UNITED STATES DISTRICT COURT FOR THE WESTERN DISTRICT OF VIRGINIA ROANOKE DIVISION
Aug 19, 2018
Civil Action No. 7:17cv444 (W.D. Va. Aug. 19, 2018)

Opinion

Civil Action No. 7:17cv444

08-19-2018

CLAUDE V. BROOME, Plaintiff, v. IRON TIGER LOGISTICS, INC., Defendant.


MEMORANDUM OPINION

This action is before the court on defendant Iron Tiger Logistics, Inc.'s ("Iron Tiger") Motion to Dismiss and Motion to Quash Service of Process (the "Motion"). ECF No. 6. Iron Tiger moves to dismiss Plaintiff Claude V. Broome's Complaint (the "Complaint"), ECF No. 1, for insufficient service of process under Rules 12(b)(5) and 4(m) of the Federal Rules of Civil Procedure. Alternatively, Iron Tiger moves to quash service of process. Iron Tiger argues that the court should dismiss the action for insufficient service of process because Broome failed to serve Iron Tiger within 90 days after his Complaint was filed, or alternatively, has not shown good cause for his failure to timely serve in accordance with the court's April 27, 2018 Order to Show Cause (the "Order"), ECF No. 3. The court held a telephonic hearing on the motions on June 26, 2018, and required the parties to brief two questions regarding the court's Order. ECF No. 14. Those two questions have been fully briefed, and the court has considered the issues raised by the parties. For the reasons set forth below, the court will DENY the Motion.

I.

Broome filed his Complaint for race discrimination pursuant to Tide VII of the Civil Rights Act of 1964 ("Title VII") on September 25, 2017. ECF No. 1. Although an electronic summons was issued, ECF No. 2, Broome neither timely served Iron Tiger nor asked for extended time to serve. On April 27, 2018, the court issued the Order, requiring Broome to give reason for his failure to serve Iron Tiger within fourteen days of the Order. Rather than complying with the Order, however, Broome served Iron Tiger on May 9, 2018—227 days after the Complaint.
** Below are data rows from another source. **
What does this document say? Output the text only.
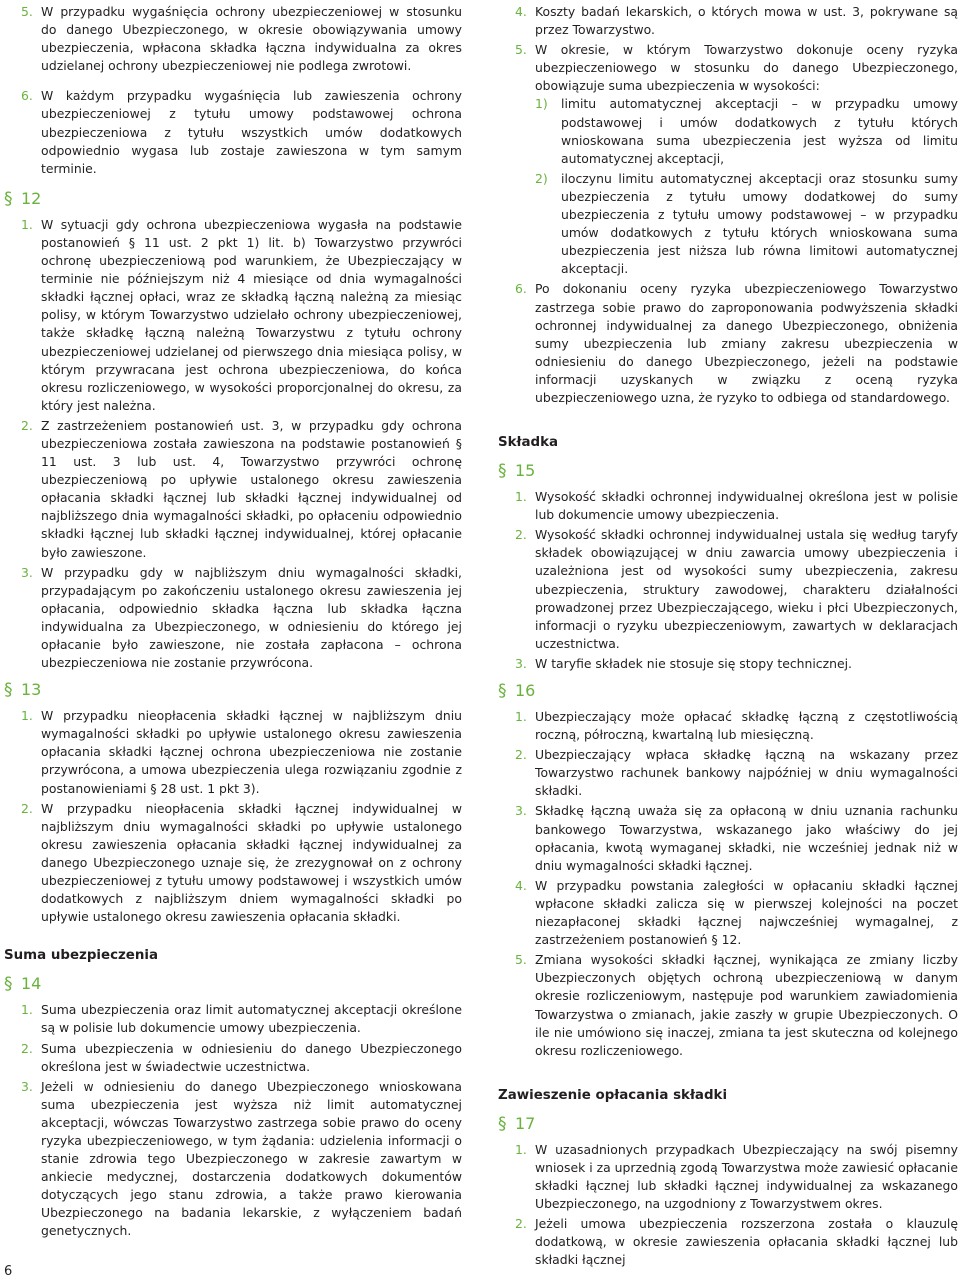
5. W przypadku wygaśnięcia ochrony ubezpieczeniowej w stosunku do danego Ubezpieczonego, w okresie obowiązywania umowy ubezpieczenia, wpłacona składka łączna indywidualna za okres udzielanej ochrony ubezpieczeniowej nie podlega zwrotowi.
6. W każdym przypadku wygaśnięcia lub zawieszenia ochrony ubezpieczeniowej z tytułu umowy podstawowej ochrona ubezpieczeniowa z tytułu wszystkich umów dodatkowych odpowiednio wygasa lub zostaje zawieszona w tym samym terminie.
§ 12
1. W sytuacji gdy ochrona ubezpieczeniowa wygasła na podstawie postanowień § 11 ust. 2 pkt 1) lit. b) Towarzystwo przywróci ochronę ubezpieczeniową pod warunkiem, że Ubezpieczający w terminie nie późniejszym niż 4 miesiące od dnia wymagalności składki łącznej opłaci, wraz ze składką łączną należną za miesiąc polisy, w którym Towarzystwo udzielało ochrony ubezpieczeniowej, także składkę łączną należną Towarzystwu z tytułu ochrony ubezpieczeniowej udzielanej od pierwszego dnia miesiąca polisy, w którym przywracana jest ochrona ubezpieczeniowa, do końca okresu rozliczeniowego, w wysokości proporcjonalnej do okresu, za który jest należna.
2. Z zastrzeżeniem postanowień ust. 3, w przypadku gdy ochrona ubezpieczeniowa została zawieszona na podstawie postanowień § 11 ust. 3 lub ust. 4, Towarzystwo przywróci ochronę ubezpieczeniową po upływie ustalonego okresu zawieszenia opłacania składki łącznej lub składki łącznej indywidualnej od najbliższego dnia wymagalności składki, po opłaceniu odpowiednio składki łącznej lub składki łącznej indywidualnej, której opłacanie było zawieszone.
3. W przypadku gdy w najbliższym dniu wymagalności składki, przypadającym po zakończeniu ustalonego okresu zawieszenia jej opłacania, odpowiednio składka łączna lub składka łączna indywidualna za Ubezpieczonego, w odniesieniu do którego jej opłacanie było zawieszone, nie została zapłacona – ochrona ubezpieczeniowa nie zostanie przywrócona.
§ 13
1. W przypadku nieopłacenia składki łącznej w najbliższym dniu wymagalności składki po upływie ustalonego okresu zawieszenia opłacania składki łącznej ochrona ubezpieczeniowa nie zostanie przywrócona, a umowa ubezpieczenia ulega rozwiązaniu zgodnie z postanowieniami § 28 ust. 1 pkt 3).
2. W przypadku nieopłacenia składki łącznej indywidualnej w najbliższym dniu wymagalności składki po upływie ustalonego okresu zawieszenia opłacania składki łącznej indywidualnej za danego Ubezpieczonego uznaje się, że zrezygnował on z ochrony ubezpieczeniowej z tytułu umowy podstawowej i wszystkich umów dodatkowych z najbliższym dniem wymagalności składki po upływie ustalonego okresu zawieszenia opłacania składki.
Suma ubezpieczenia
§ 14
1. Suma ubezpieczenia oraz limit automatycznej akceptacji określone są w polisie lub dokumencie umowy ubezpieczenia.
2. Suma ubezpieczenia w odniesieniu do danego Ubezpieczonego określona jest w świadectwie uczestnictwa.
3. Jeżeli w odniesieniu do danego Ubezpieczonego wnioskowana suma ubezpieczenia jest wyższa niż limit automatycznej akceptacji, wówczas Towarzystwo zastrzega sobie prawo do oceny ryzyka ubezpieczeniowego, w tym żądania: udzielenia informacji o stanie zdrowia tego Ubezpieczonego w zakresie zawartym w ankiecie medycznej, dostarczenia dodatkowych dokumentów dotyczących jego stanu zdrowia, a także prawo kierowania Ubezpieczonego na badania lekarskie, z wyłączeniem badań genetycznych.
4. Koszty badań lekarskich, o których mowa w ust. 3, pokrywane są przez Towarzystwo.
5. W okresie, w którym Towarzystwo dokonuje oceny ryzyka ubezpieczeniowego w stosunku do danego Ubezpieczonego, obowiązuje suma ubezpieczenia w wysokości:
1) limitu automatycznej akceptacji – w przypadku umowy podstawowej i umów dodatkowych z tytułu których wnioskowana suma ubezpieczenia jest wyższa od limitu automatycznej akceptacji,
2) iloczynu limitu automatycznej akceptacji oraz stosunku sumy ubezpieczenia z tytułu umowy dodatkowej do sumy ubezpieczenia z tytułu umowy podstawowej – w przypadku umów dodatkowych z tytułu których wnioskowana suma ubezpieczenia jest niższa lub równa limitowi automatycznej akceptacji.
6. Po dokonaniu oceny ryzyka ubezpieczeniowego Towarzystwo zastrzega sobie prawo do zaproponowania podwyższenia składki ochronnej indywidualnej za danego Ubezpieczonego, obniżenia sumy ubezpieczenia lub zmiany zakresu ubezpieczenia w odniesieniu do danego Ubezpieczonego, jeżeli na podstawie informacji uzyskanych w związku z oceną ryzyka ubezpieczeniowego uzna, że ryzyko to odbiega od standardowego.
Składka
§ 15
1. Wysokość składki ochronnej indywidualnej określona jest w polisie lub dokumencie umowy ubezpieczenia.
2. Wysokość składki ochronnej indywidualnej ustala się według taryfy składek obowiązującej w dniu zawarcia umowy ubezpieczenia i uzależniona jest od wysokości sumy ubezpieczenia, zakresu ubezpieczenia, struktury zawodowej, charakteru działalności prowadzonej przez Ubezpieczającego, wieku i płci Ubezpieczonych, informacji o ryzyku ubezpieczeniowym, zawartych w deklaracjach uczestnictwa.
3. W taryfie składek nie stosuje się stopy technicznej.
§ 16
1. Ubezpieczający może opłacać składkę łączną z częstotliwością roczną, półroczną, kwartalną lub miesięczną.
2. Ubezpieczający wpłaca składkę łączną na wskazany przez Towarzystwo rachunek bankowy najpóźniej w dniu wymagalności składki.
3. Składkę łączną uważa się za opłaconą w dniu uznania rachunku bankowego Towarzystwa, wskazanego jako właściwy do jej opłacania, kwotą wymaganej składki, nie wcześniej jednak niż w dniu wymagalności składki łącznej.
4. W przypadku powstania zaległości w opłacaniu składki łącznej wpłacone składki zalicza się w pierwszej kolejności na poczet niezapłaconej składki łącznej najwcześniej wymagalnej, z zastrzeżeniem postanowień § 12.
5. Zmiana wysokości składki łącznej, wynikająca ze zmiany liczby Ubezpieczonych objętych ochroną ubezpieczeniową w danym okresie rozliczeniowym, następuje pod warunkiem zawiadomienia Towarzystwa o zmianach, jakie zaszły w grupie Ubezpieczonych. O ile nie umówiono się inaczej, zmiana ta jest skuteczna od kolejnego okresu rozliczeniowego.
Zawieszenie opłacania składki
§ 17
1. W uzasadnionych przypadkach Ubezpieczający na swój pisemny wniosek i za uprzednią zgodą Towarzystwa może zawiesić opłacanie składki łącznej lub składki łącznej indywidualnej za wskazanego Ubezpieczonego, na uzgodniony z Towarzystwem okres.
2. Jeżeli umowa ubezpieczenia rozszerzona została o klauzulę dodatkową, w okresie zawieszenia opłacania składki łącznej lub składki łącznej
6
The court held a telephonic hearing on the motions on June 26, 2018 and found that Broome did not show good cause for his untimely service. The court ordered the parties to brief two questions: (1) whether the court's Order can be construed as an "order that service be made within a specified time" under Federal Rule of Civil Procedure 4(m); and (2) if question (1) is answered in the negative and the court dismisses the Complaint without prejudice, whether a refiled complaint would be timely under the governing statute of limitations.

II.

Broome has failed to show that the court's Order can be construed as an "order that service be made within a specified time." The plain language of the Order required Broome to give the court, within fourteen days, some explanation as to why he failed to timely serve Iron Tiger. Broome's Brief in Opposition to Defendant's Motion to Dismiss, ECF No. 15, does not directly address the court's question regarding the language of its Order. Broome provides no justification as to why he served Iron Tiger on May 9, 2018—227 days after he filed his Complaint—rather than comply with the court's Order requesting a reason why service was untimely. The Order states: "Broome has not served Iron Tiger Logistics within ninety days. As such, Broome is ORDERED TO SHOW CAUSE within fourteen (14) days of the entry of this Order as to the reason for his failure to serve Iron Tiger Logistics." ECF No. 3. The language is not ambiguous or vague. Nor can a reasonable person interpret the court's Order as allowing Broome to serve Iron Tiger without prior permission from the court. The Order's language in no way suggests that Broome may supplant the timely service mandated by Rule 4(m) or the court's Order by serving Iron Tiger 227 days after the Complaint was filed. Having determined that the court's Order cannot be construed as granting Broome fourteen additional days to serve Iron Tiger, the court must now decide whether dismissal of the action is appropriate under Rule 4(m).

III.

Interpreting a previous version of what is now Federal Rule of Civil Procedure 4(m), the Fourth Circuit held that "if the complaint is not served within 120 days after it is filed, the complaint must be dismissed absent a showing of good cause." Mendez v. Elliot, 45 F.3d 75, 78 (4th Cir. 1995). But in 2015, Rule 4(m) was amended, and now provides:

The time to timely effect service was subsequently lowered to 90 days. See Fed. R. Civ. P. 4(m).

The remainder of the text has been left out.